Durante os dias em que fiquei no hospital, Betão se hospedou num hotel em frente e depois que fui liberada fomos juntos para o bom e velho Masa Inn. O melhor de tudo foi saber que até o hotel correu por conta do Banco do Brasil. Se eu soubesse disso antes teria ficado num daqueles resorts em Nusa Dua (rss). Agora falando sério, a coisa ficou preta pro meu lado, mas graças a Deus e a excelentes amigos, fiz uma doce caipirinha desse limão azedo que recebi. No sábado, recém saída do hospital, claro que não tinha disposição pra passear pelas ruas de Kuta, mas no Domingo contratamos um motorista e fizemos um tour por alguns lugares clássicos da ilha. Fomos assistir a uma apresentação de Badang e depois fomos a Ubud ver a floresta dos macacos. No caminho, paramos para ver a arte do batik e depois almoçamos num restaurante com vista para um vulcão. Lindo! Na volta ainda paramos num templo bem antigo, mas sem grande beleza e eu, claro, aproveitei até para fazer umas comprinhas. O ruim era a sensação de cansaço que, segundo o médico, pode durar até duas semanas, mas fora isso estava me sentindo ótima. Na segunda-feira, antes de ir para o hospital, até aproveitamos a piscina do hotel e só pensava em desejar vida longa pra quem me rogou essa praga, para assistir de pé à minha recuperação em meio àquelas caixinhas de folha de bananeira com oferendas aos deuses e ao som de flautas tocando gamelan. “Heaven... I’m in heaven...”.
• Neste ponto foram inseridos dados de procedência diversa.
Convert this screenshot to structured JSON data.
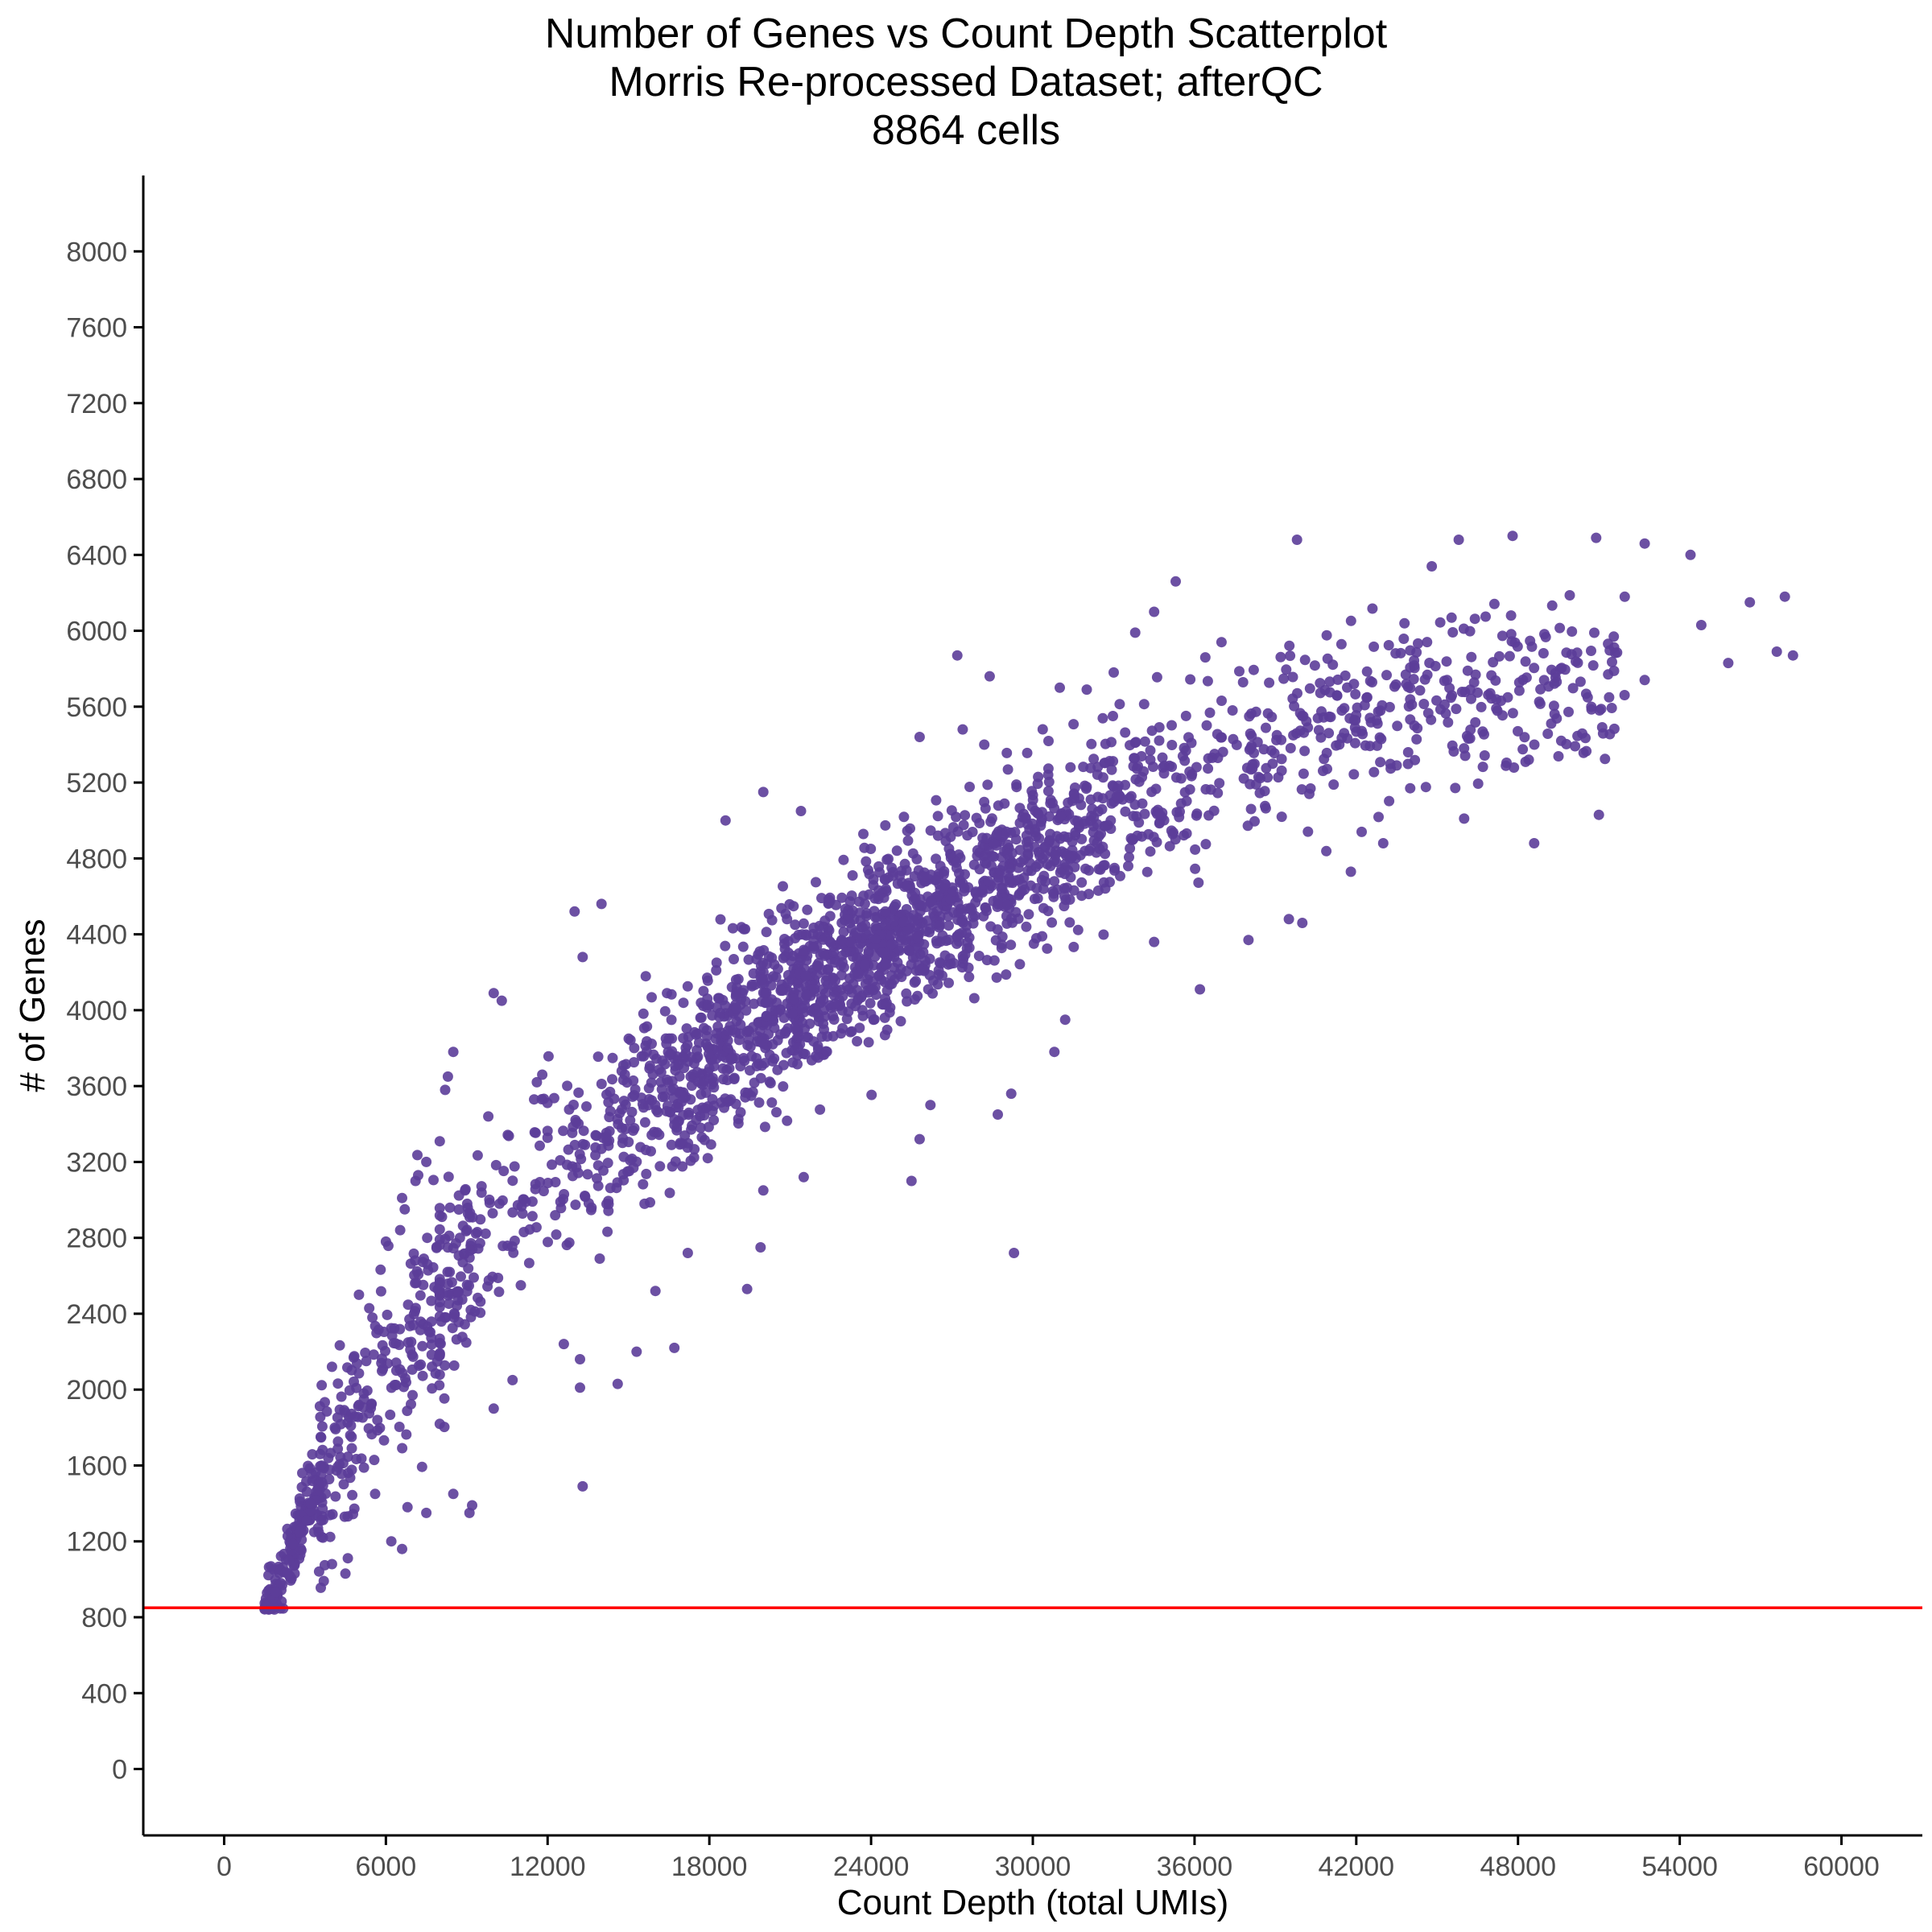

O médico só queria me liberar na terça-feira à tarde, mas jurei que já estava bem e expliquei que precisava trabalhar na quarta e tinha que embarcar de volta a Dili na terça-feira pela manhã. Prometi continuar a tomar os remédios (e cumpri) e não fazer esforço (o que não cumpri de maneira alguma). Já cheguei de volta fazendo faxina na casa e no dia seguinte estava no encontro de tutores do Profep, finalmente livre dos maus fluidos trazidos por aquele povo que tanto nos aporrinhou. Na quinta-feira, além de trabalhar o dia todo, ainda fizemos a mudança de sala, já que nossa sala habitual estará em reformas pelos próximos dois meses. Na sexta-feira dei aula o dia todo, preparando os cursistas para a prova bimestral que aplicamos e corrigimos no sábado. Terminei o dia exausta, tomando sorvete com Senhorinha, Antonio, Rosiete e Rosilene no Tropical. Exausta, mas feliz por estar de volta à vidinha aqui em Timor. Vou ter oportunidade de voltar a Bali na Semana Santa e, dessa vez, será como turista, não como paciente.